By Mariam Karouny and John Irish
BEIRUT/PARIS (Reuters) - A French journalist was among several people killed in a grenade or mortar attack in Syria's central city of Homs Wednesday, the first Western reporter to have died in 10 months of unrest in the country.
France 2 television confirmed one of its journalists had been killed. Syria's Addounia TV, which gave a total death toll of eight, said a Dutch journalist was among 25 people wounded.
"France 2 television has just learned with a great deal of sorrow the death of reporter Gilles Jacquier in Homs," France 2 said in a statement, adding it did not have details of the circumstances of his death.
Jacquier - a war correspondent who had previously reported from Iraq, Afghanistan, Kosovo and other hotspots - had been invited to Syria by the government and was in Homs with other journalists reporting on the situation in the city, the television station said.
Syria barred most foreign media from the country soon after demonstrations against President Bashar al-Assad's rule began in March, but more journalists have been admitted since the Arab League sent a monitoring mission last month to check if authorities were complying with an Arab plan to halt the bloodshed.
"Gilles Jacquier was just doing his journalist job by covering the violent events in Syria as a result of the unacceptable repression of the regime against the population," French President Nicolas Sarkozy said.
A Belgian journalist in Homs, who asked not to be named, said a group of reporters had been visiting a pro-Assad neighborhood of the city when several grenades or mortar rounds landed. One fell on a school that was empty at the time.
People were tending a small girl who was bleeding heavily when another explosion struck nearby. "I saw three bodies," the journalist told Reuters by telephone. "There was a lot of chaos, blood, hysteria."
He said a Dutch freelance journalist had suffered a shrapnel wound in the face, but was not seriously hurt.
Syria's Addounia TV showed footage it said was filmed during the attack. In the video, an explosion is heard and then a man tells the camera in Arabic "this is terrorism." Then the camera shows a group of journalists filming on the roof of a building. Another explosion is heard close to that building.
Footage then shows a man lying on the pavement, bleeding. A group of men rush to the scene and put the casualties in the back seat of several taxis.
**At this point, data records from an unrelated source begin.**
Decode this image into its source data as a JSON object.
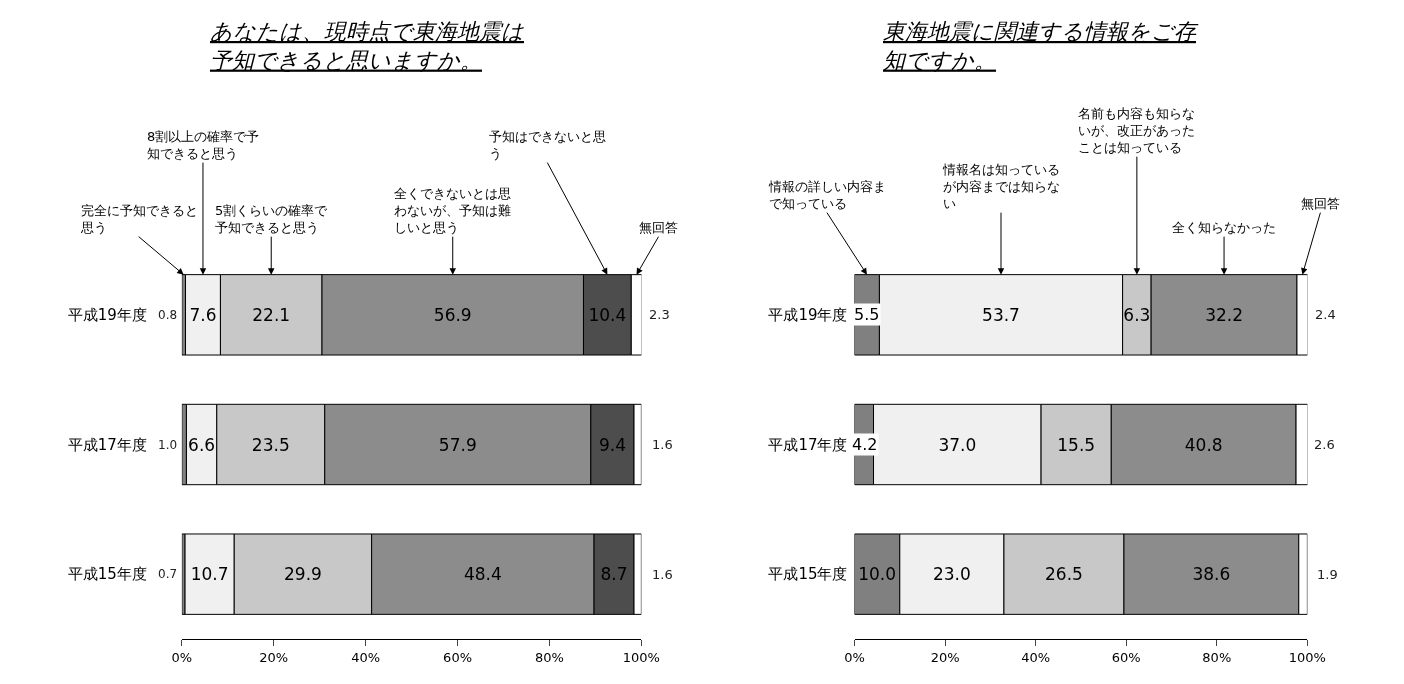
{
  "chart_data": [
    {
      "type": "bar",
      "orientation": "horizontal",
      "stacked": true,
      "title": "あなたは、現時点で東海地震は予知できると思いますか。",
      "categories": [
        "平成19年度",
        "平成17年度",
        "平成15年度"
      ],
      "xlim": [
        0,
        100
      ],
      "xticks": [
        {
          "value": 0,
          "label": "0%"
        },
        {
          "value": 20,
          "label": "20%"
        },
        {
          "value": 40,
          "label": "40%"
        },
        {
          "value": 60,
          "label": "60%"
        },
        {
          "value": 80,
          "label": "80%"
        },
        {
          "value": 100,
          "label": "100%"
        }
      ],
      "grid": false,
      "legend": false,
      "series": [
        {
          "name": "完全に予知できると思う",
          "color": "#808080",
          "values": [
            0.8,
            1.0,
            0.7
          ],
          "value_labels": [
            "0.8",
            "1.0",
            "0.7"
          ]
        },
        {
          "name": "8割以上の確率で予知できると思う",
          "color": "#f0f0f0",
          "values": [
            7.6,
            6.6,
            10.7
          ],
          "value_labels": [
            "7.6",
            "6.6",
            "10.7"
          ]
        },
        {
          "name": "5割くらいの確率で予知できると思う",
          "color": "#c8c8c8",
          "values": [
            22.1,
            23.5,
            29.9
          ],
          "value_labels": [
            "22.1",
            "23.5",
            "29.9"
          ]
        },
        {
          "name": "全くできないとは思わないが、予知は難しいと思う",
          "color": "#8c8c8c",
          "values": [
            56.9,
            57.9,
            48.4
          ],
          "value_labels": [
            "56.9",
            "57.9",
            "48.4"
          ]
        },
        {
          "name": "予知はできないと思う",
          "color": "#4d4d4d",
          "values": [
            10.4,
            9.4,
            8.7
          ],
          "value_labels": [
            "10.4",
            "9.4",
            "8.7"
          ]
        },
        {
          "name": "無回答",
          "color": "#ffffff",
          "values": [
            2.3,
            1.6,
            1.6
          ],
          "value_labels": [
            "2.3",
            "1.6",
            "1.6"
          ]
        }
      ]
    },
    {
      "type": "bar",
      "orientation": "horizontal",
      "stacked": true,
      "title": "東海地震に関連する情報をご存知ですか。",
      "categories": [
        "平成19年度",
        "平成17年度",
        "平成15年度"
      ],
      "xlim": [
        0,
        100
      ],
      "xticks": [
        {
          "value": 0,
          "label": "0%"
        },
        {
          "value": 20,
          "label": "20%"
        },
        {
          "value": 40,
          "label": "40%"
        },
        {
          "value": 60,
          "label": "60%"
        },
        {
          "value": 80,
          "label": "80%"
        },
        {
          "value": 100,
          "label": "100%"
        }
      ],
      "grid": false,
      "legend": false,
      "series": [
        {
          "name": "情報の詳しい内容まで知っている",
          "color": "#808080",
          "values": [
            5.5,
            4.2,
            10.0
          ],
          "value_labels": [
            "5.5",
            "4.2",
            "10.0"
          ]
        },
        {
          "name": "情報名は知っているが内容までは知らない",
          "color": "#f0f0f0",
          "values": [
            53.7,
            37.0,
            23.0
          ],
          "value_labels": [
            "53.7",
            "37.0",
            "23.0"
          ]
        },
        {
          "name": "名前も内容も知らないが、改正があったことは知っている",
          "color": "#c8c8c8",
          "values": [
            6.3,
            15.5,
            26.5
          ],
          "value_labels": [
            "6.3",
            "15.5",
            "26.5"
          ]
        },
        {
          "name": "全く知らなかった",
          "color": "#8c8c8c",
          "values": [
            32.2,
            40.8,
            38.6
          ],
          "value_labels": [
            "32.2",
            "40.8",
            "38.6"
          ]
        },
        {
          "name": "無回答",
          "color": "#ffffff",
          "values": [
            2.4,
            2.6,
            1.9
          ],
          "value_labels": [
            "2.4",
            "2.6",
            "1.9"
          ]
        }
      ]
    }
  ]
}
French Foreign Minister Alain Juppe condemned the attack and demanded the authorities carry out an immediate investigation.
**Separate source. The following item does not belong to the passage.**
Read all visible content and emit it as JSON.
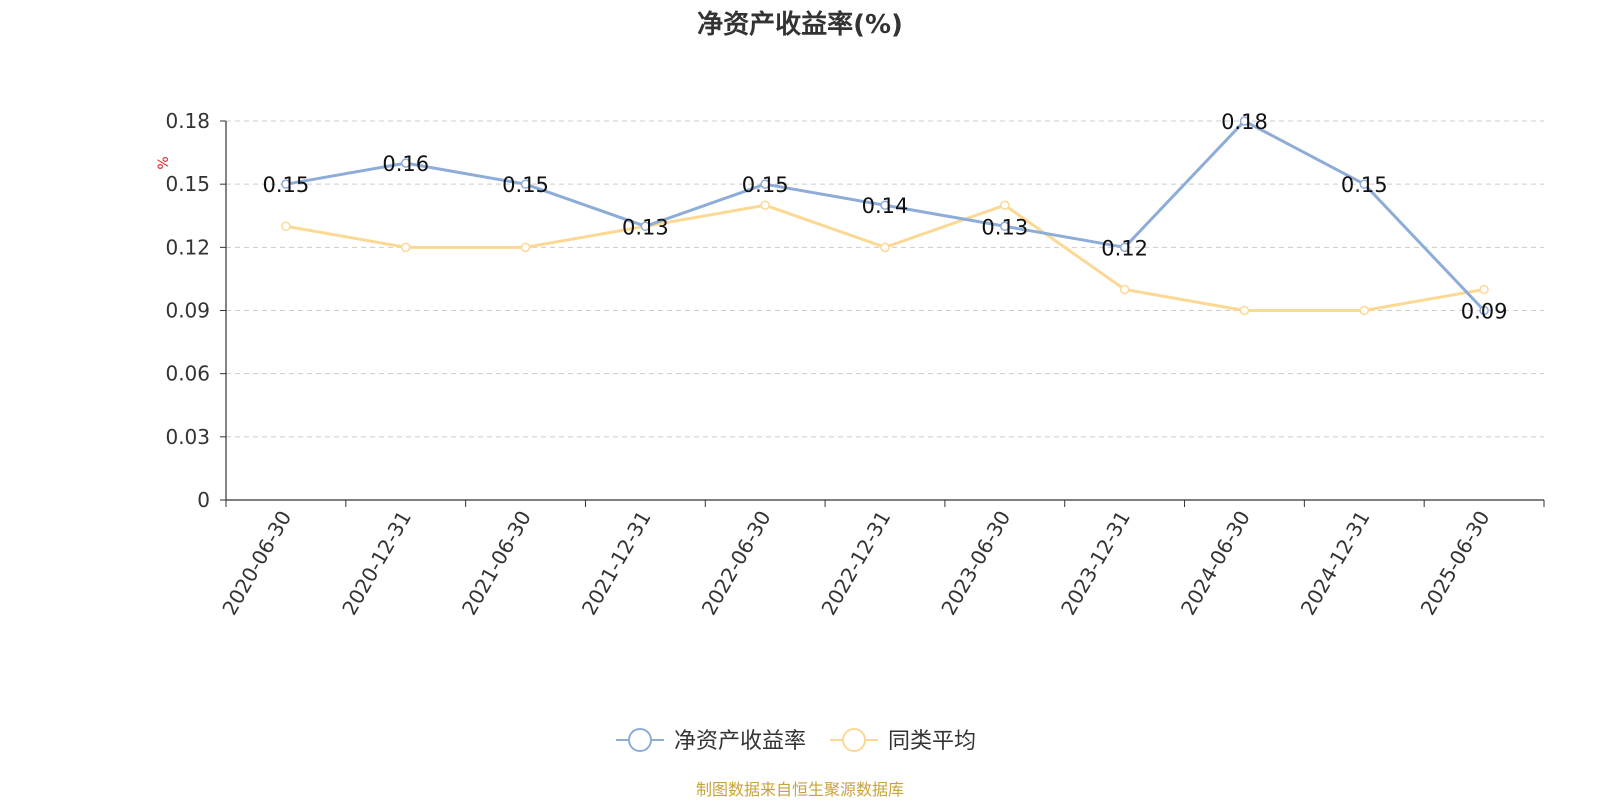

"It is up to the Syrian authorities to ensure the safety of international journalists on its territory and to protect the fundamental freedom which is freedom of the press," Juppe said in a statement. He said Paris' ambassador had been sent to Homs.
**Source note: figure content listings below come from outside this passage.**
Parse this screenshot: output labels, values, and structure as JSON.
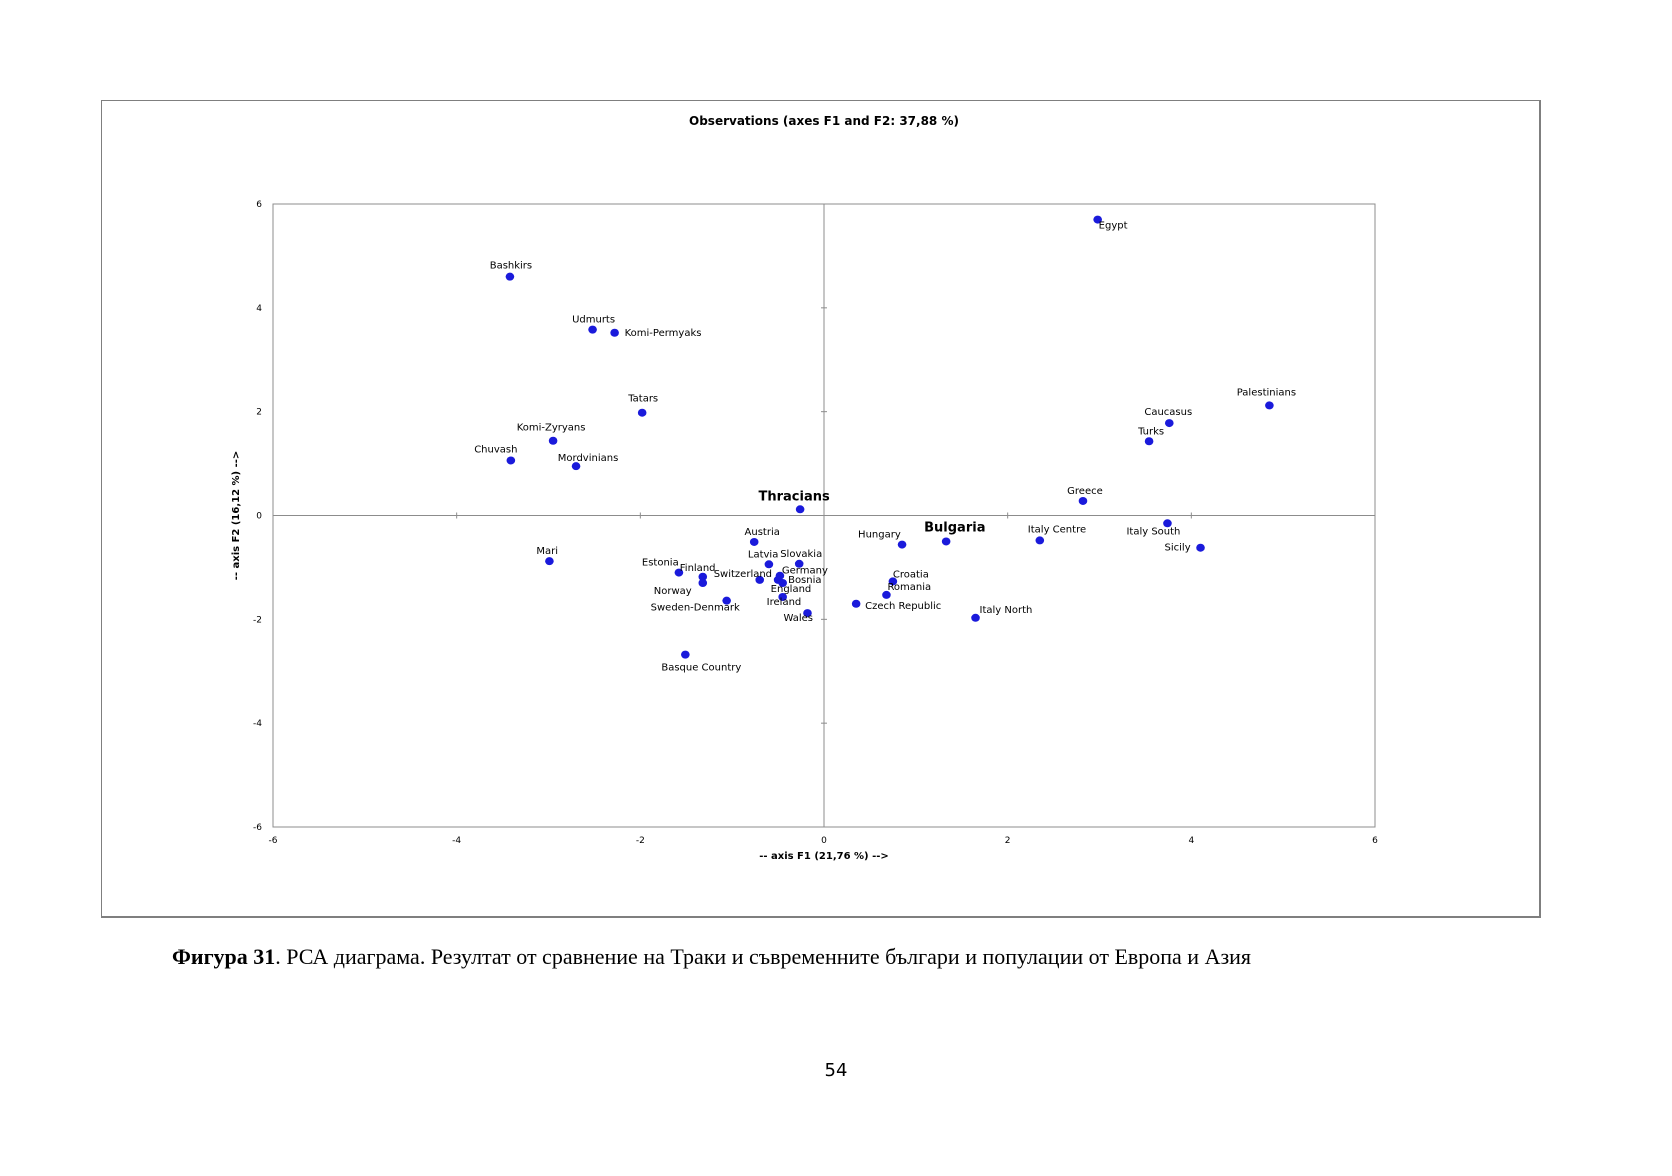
{
  "chart_data": {
    "type": "scatter",
    "title": "Observations (axes F1 and F2: 37,88 %)",
    "xlabel": "-- axis F1 (21,76 %) -->",
    "ylabel": "-- axis F2 (16,12 %) -->",
    "xlim": [
      -6,
      6
    ],
    "ylim": [
      -6,
      6
    ],
    "xticks": [
      "-6",
      "-4",
      "-2",
      "0",
      "2",
      "4",
      "6"
    ],
    "yticks": [
      "-6",
      "-4",
      "-2",
      "0",
      "2",
      "4",
      "6"
    ],
    "marker_color": "#1a1adb",
    "grid": false,
    "points": [
      {
        "label": "Egypt",
        "x": 2.98,
        "y": 5.7
      },
      {
        "label": "Bashkirs",
        "x": -3.42,
        "y": 4.6
      },
      {
        "label": "Udmurts",
        "x": -2.52,
        "y": 3.58
      },
      {
        "label": "Komi-Permyaks",
        "x": -2.28,
        "y": 3.52
      },
      {
        "label": "Tatars",
        "x": -1.98,
        "y": 1.98
      },
      {
        "label": "Komi-Zyryans",
        "x": -2.95,
        "y": 1.44
      },
      {
        "label": "Chuvash",
        "x": -3.41,
        "y": 1.06
      },
      {
        "label": "Mordvinians",
        "x": -2.7,
        "y": 0.95
      },
      {
        "label": "Palestinians",
        "x": 4.85,
        "y": 2.12
      },
      {
        "label": "Caucasus",
        "x": 3.76,
        "y": 1.78
      },
      {
        "label": "Turks",
        "x": 3.54,
        "y": 1.43
      },
      {
        "label": "Greece",
        "x": 2.82,
        "y": 0.28
      },
      {
        "label": "Thracians",
        "x": -0.26,
        "y": 0.12
      },
      {
        "label": "Bulgaria",
        "x": 1.33,
        "y": -0.5
      },
      {
        "label": "Italy Centre",
        "x": 2.35,
        "y": -0.48
      },
      {
        "label": "Italy South",
        "x": 3.74,
        "y": -0.15
      },
      {
        "label": "Sicily",
        "x": 4.1,
        "y": -0.62
      },
      {
        "label": "Hungary",
        "x": 0.85,
        "y": -0.56
      },
      {
        "label": "Austria",
        "x": -0.76,
        "y": -0.51
      },
      {
        "label": "Latvia",
        "x": -0.6,
        "y": -0.94
      },
      {
        "label": "Slovakia",
        "x": -0.27,
        "y": -0.93
      },
      {
        "label": "Switzerland",
        "x": -0.7,
        "y": -1.24
      },
      {
        "label": "Germany",
        "x": -0.48,
        "y": -1.16
      },
      {
        "label": "Bosnia",
        "x": -0.5,
        "y": -1.24
      },
      {
        "label": "England",
        "x": -0.45,
        "y": -1.3
      },
      {
        "label": "Ireland",
        "x": -0.45,
        "y": -1.57
      },
      {
        "label": "Wales",
        "x": -0.18,
        "y": -1.88
      },
      {
        "label": "Croatia",
        "x": 0.75,
        "y": -1.27
      },
      {
        "label": "Romania",
        "x": 0.68,
        "y": -1.53
      },
      {
        "label": "Czech Republic",
        "x": 0.35,
        "y": -1.7
      },
      {
        "label": "Italy North",
        "x": 1.65,
        "y": -1.97
      },
      {
        "label": "Mari",
        "x": -2.99,
        "y": -0.88
      },
      {
        "label": "Estonia",
        "x": -1.58,
        "y": -1.1
      },
      {
        "label": "Finland",
        "x": -1.32,
        "y": -1.18
      },
      {
        "label": "Norway",
        "x": -1.32,
        "y": -1.3
      },
      {
        "label": "Sweden-Denmark",
        "x": -1.06,
        "y": -1.64
      },
      {
        "label": "Basque Country",
        "x": -1.51,
        "y": -2.68
      }
    ]
  },
  "caption": {
    "label": "Фигура 31",
    "text": ". РСА диаграма. Резултат от сравнение на Траки и съвременните българи и популации от Европа и Азия"
  },
  "page_number": "54"
}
France 2 had a two-man team in Homs as part of an organized trip by the government with other international media, France 2 spokesman Thierry Thuillier told i-Tele television.
In a statement, Paris-based Reporters Without Borders said a mortar fell on the group of journalists.
It said a professional Syrian reporter and two citizen journalists had already been killed since the violence began.
Rami Abdulrahman, of the opposition Syrian Observatory for Human Rights, based in Britain, quoted activists in Homs as saying the journalists had been near the Akrama neighborhood of Homs at the time.
The death is likely to raise the tension between Paris and Damascus. France has led Western efforts to try to force Assad to end the crackdown and has suggested a need to set up zones to protect civilians - the first proposal by a major Western power for outside intervention on the ground.
Juppe said Tuesday that Assad was "inciting violence and blind to reality" following a speech in which he vowed to strike
"terrorists" with an iron fist and derided efforts by the Arab League to halt the violence.